La suppression de 4.000 postes d’enseignants au budget de l’Education Nationale pour 2025 n’a pas tardé à susciter les foudres de toutes les oppositions de papier. Mais bien entendu qu’il vaut mieux plus d’enseignants que moins… On connaît la litanie. Nous vous expliquons aujourd’hui pourquoi elle est largement trompeuse.
Selon une logique étatiste bien établie, les problèmes de l’Education Nationale sont forcément des problèmes de moyens, et non d’organisation ou de qualité de l’enseignement. Pour améliorer le niveau éducatif, il suffit de recruter plus d’enseignants, et tous les problèmes disparaîtront…
Quelle est en fait la corrélation réelle entre les moyens de l’éducation et le niveau des élèves ?
Voilà un sujet complexe, nuancé, que certains ont la tentation d’éluder en le réduisant à la question des moyens. De notre point de vue, le niveau des élèves dépend de nombreux autres paramètres :
- la qualité des programmes et des “contenus” d’enseignement
- les méthodes d’enseignement et leur adaptation aux élèves et à leurs besoins
- la capacité de chaque établissement à construire l’équipe éducative la plus performante et la plus dynamique
Tout ceci dépasse largement la question dogmatique des moyens.
Mieux vaut-il de nombreux enseignants chargés d’enseigner de mauvais programmes, ou de mauvais contenus, ou bien moins d’enseignants en charge de contenus de qualité ?
Cette question pose évidemment une autre question : celle de la pertinence de “programmes” nationaux dont on mesure chaque jour les limites.
S’agissant du système éducatif français, on ajoutera que le statut de la fonction publique prévoit le recrutement des enseignants à vie, donc pour au moins 40 ans de vie professionnelle, voire plus. Dans ce contexte, il est difficile d’imaginer une adaptation simple et opérationnelle à l’évolution rapide des besoins de formation initiale : l’Education Nationale emploie encore un nombre important de professeurs de russe, d’allemand, de latin, de grec, qu’elle continue à payer même si le nombre d’élèves dans ces filières a très fortement diminué.
Face à ces difficultés structurelles, on comprend progressivement que le métier d’enseignant pose une question de sens et devient de moins en moins attractif. Pour toutes ces raisons, chaque année, l’Education Nationale ne parvient pas à pourvoir 4.000 postes dans ses concours.
C’est à peu près le nombre d’emplois supprimés par le budget 2025.
De là à dire que cette décision n’aura aucun impact sur le niveau scolaire… Nous n’en sommes pas très loin, en tout cas…
Le Courrier des Stratèges
Pensez par vous-même
Plus de 36000 fonctionnaires de ” l éducation nationale” ne voit pas d élèves: il y a donc de la marge
“l’Education Nationale emploie encore un nombre important de professeurs de russe, d’allemand, de latin, de grec, qu’elle continue à payer même si le nombre d’élèves dans ces filières a très fortement diminué.”
Que sous-entendez-vous ? Qu’il faut renoncer à ces matières ?

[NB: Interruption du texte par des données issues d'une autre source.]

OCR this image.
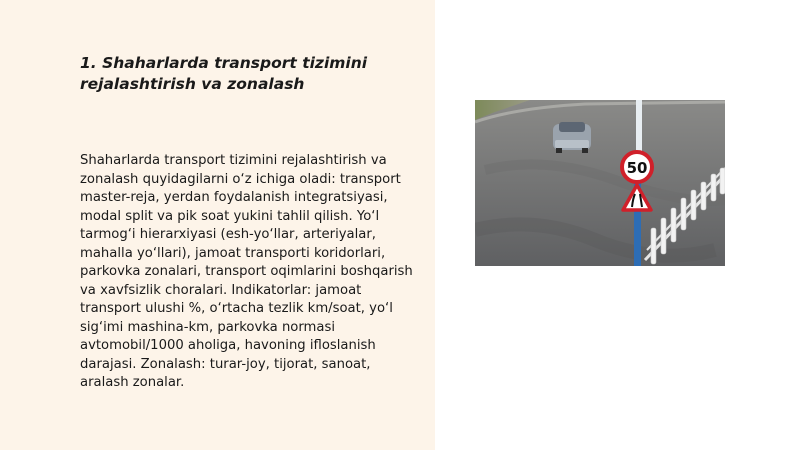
1. Shaharlarda transport tizimini rejalashtirish va zonalash

Shaharlarda transport tizimini rejalashtirish va zonalash quyidagilarni o‘z ichiga oladi: transport master-reja, yerdan foydalanish integratsiyasi, modal split va pik soat yukini tahlil qilish. Yo‘l tarmog‘i hierarxiyasi (esh-yo‘llar, arteriyalar, mahalla yo‘llari), jamoat transporti koridorlari, parkovka zonalari, transport oqimlarini boshqarish va xavfsizlik choralari. Indikatorlar: jamoat transport ulushi %, o‘rtacha tezlik km/soat, yo‘l sig‘imi mashina-km, parkovka normasi avtomobil/1000 aholiga, havoning ifloslanish darajasi. Zonalash: turar-joy, tijorat, sanoat, aralash zonalar.

50
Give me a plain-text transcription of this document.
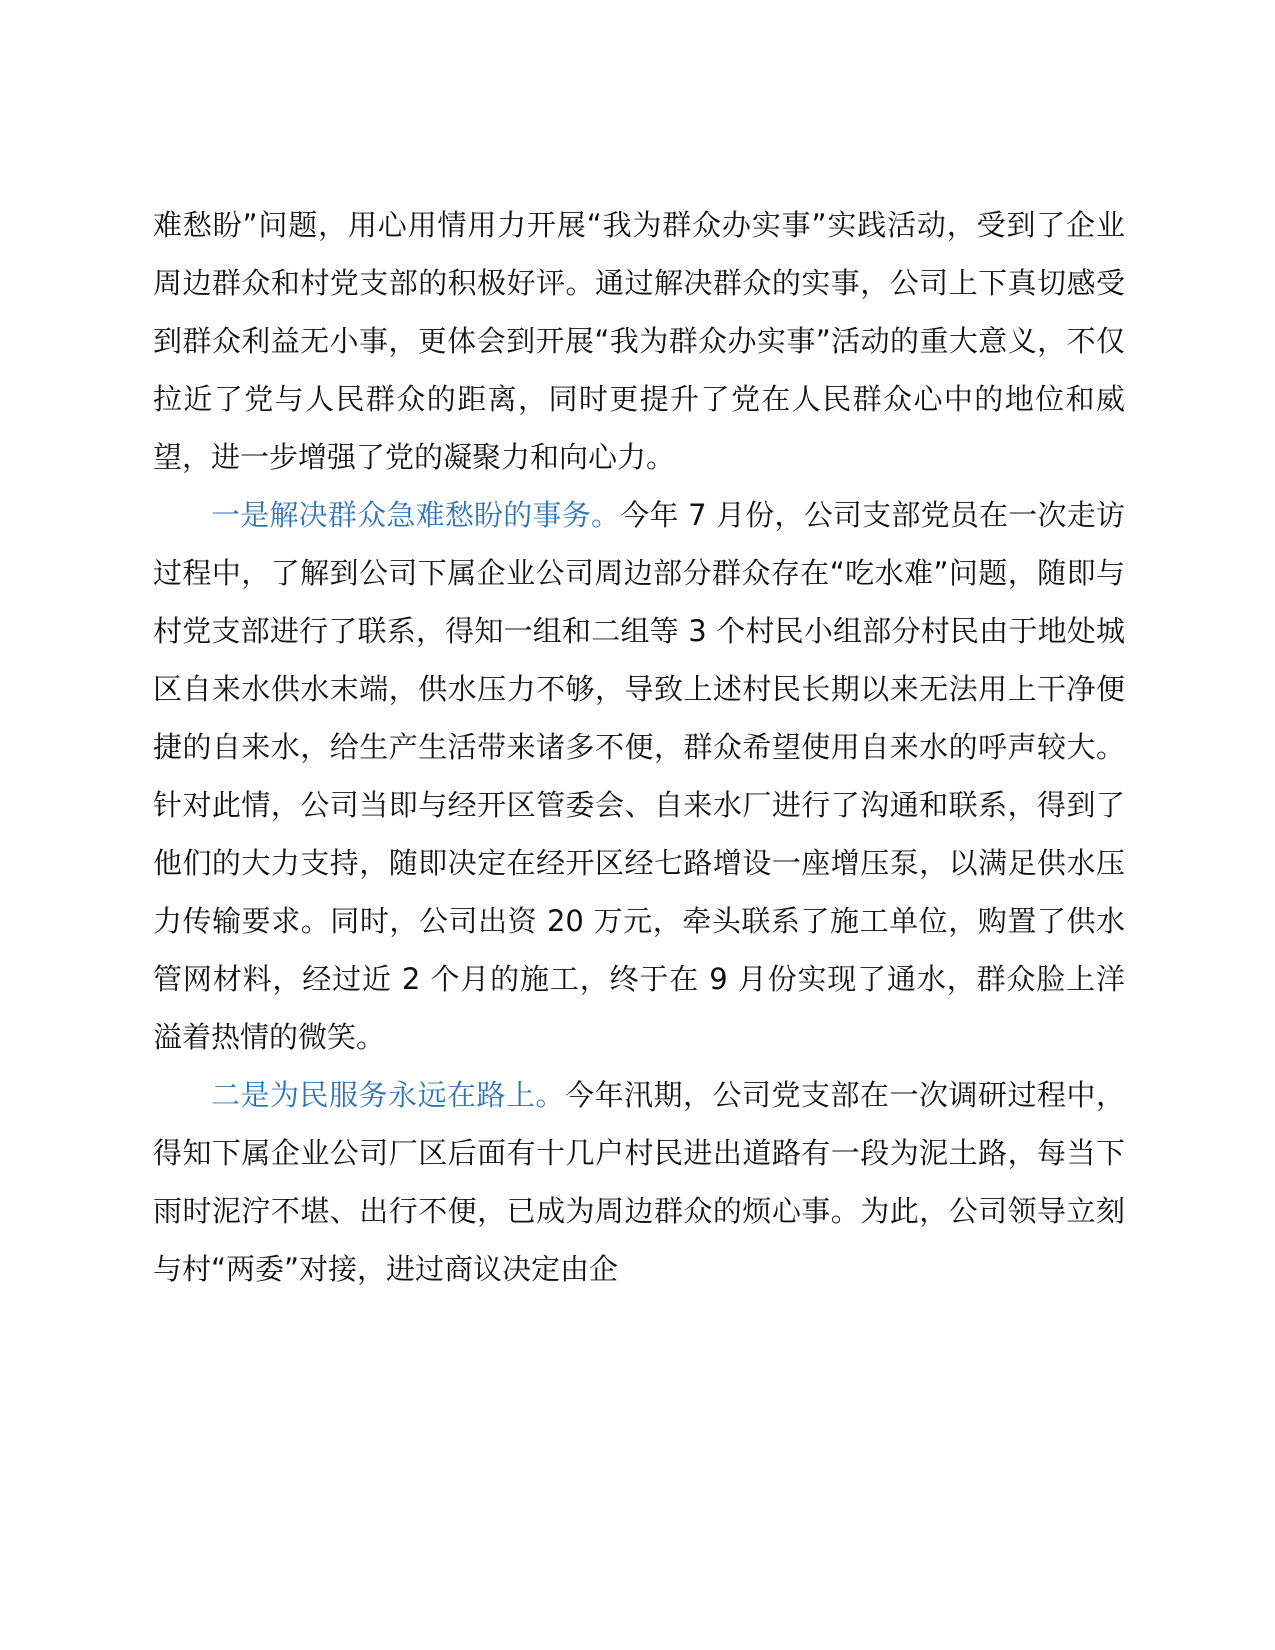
难愁盼”问题，用心用情用力开展“我为群众办实事”实践活动，受到了企业周边群众和村党支部的积极好评。通过解决群众的实事，公司上下真切感受到群众利益无小事，更体会到开展“我为群众办实事”活动的重大意义，不仅拉近了党与人民群众的距离，同时更提升了党在人民群众心中的地位和威望，进一步增强了党的凝聚力和向心力。

一是解决群众急难愁盼的事务。今年 7 月份，公司支部党员在一次走访过程中，了解到公司下属企业公司周边部分群众存在“吃水难”问题，随即与村党支部进行了联系，得知一组和二组等 3 个村民小组部分村民由于地处城区自来水供水末端，供水压力不够，导致上述村民长期以来无法用上干净便捷的自来水，给生产生活带来诸多不便，群众希望使用自来水的呼声较大。针对此情，公司当即与经开区管委会、自来水厂进行了沟通和联系，得到了他们的大力支持，随即决定在经开区经七路增设一座增压泵，以满足供水压力传输要求。同时，公司出资 20 万元，牵头联系了施工单位，购置了供水管网材料，经过近 2 个月的施工，终于在 9 月份实现了通水，群众脸上洋溢着热情的微笑。

二是为民服务永远在路上。今年汛期，公司党支部在一次调研过程中，得知下属企业公司厂区后面有十几户村民进出道路有一段为泥土路，每当下雨时泥泞不堪、出行不便，已成为周边群众的烦心事。为此，公司领导立刻与村“两委”对接，进过商议决定由企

La baisse de niveau générale est en partie liée à leur disparition progressive.
Les deux autres causes principales sont, à mon avis, la sur-notation (que tout professeur finit par pratiquer tôt ou tard, pris dans l’étau d’une hiérarchie qui recommande la “bienveillance” et de parents râleurs qui se fichent du réel niveau de leur progéniture tant qu’elle a de bonnes notes) et les problèmes de discipline (le fameux “pas de vague” ; on exige de l’enseignant qu’il tienne sa classe, mais on remet en cause la moindre punition).
Le manque de moyens n’arrange pas les choses car il rend le métier peu attractif : manque de photocopieurs et quotas de photocopies, manque de salles (ce qui complique les emplois du temps), manque d’enseignants (ce qui amène à mobiliser des professeurs de collège pour faire passer les épreuves orales de baccalauréat au lycée).
Bonjour Éric, Edouard,
Vous écrivez “De notre point de vue, le niveau des élèves dépend de nombreux autres paramètres”.
A mon avis de prof, ces paramètres cités jouent peu en réalité. Les effets générationnels et ethnoculturels surdéterminent la question de l’instruction publique. Et aussi parfois des réformes de crotte comme celle d’un tout récent ministre de l’EN soucieux de draguer la droite pour les européennes. La résistance des syndicats sur certains points de microgestion n’est pas absurde.
Ensuite, bien sûr, un PB de l’en est que la macro et la micro gestion sont forcément très liées.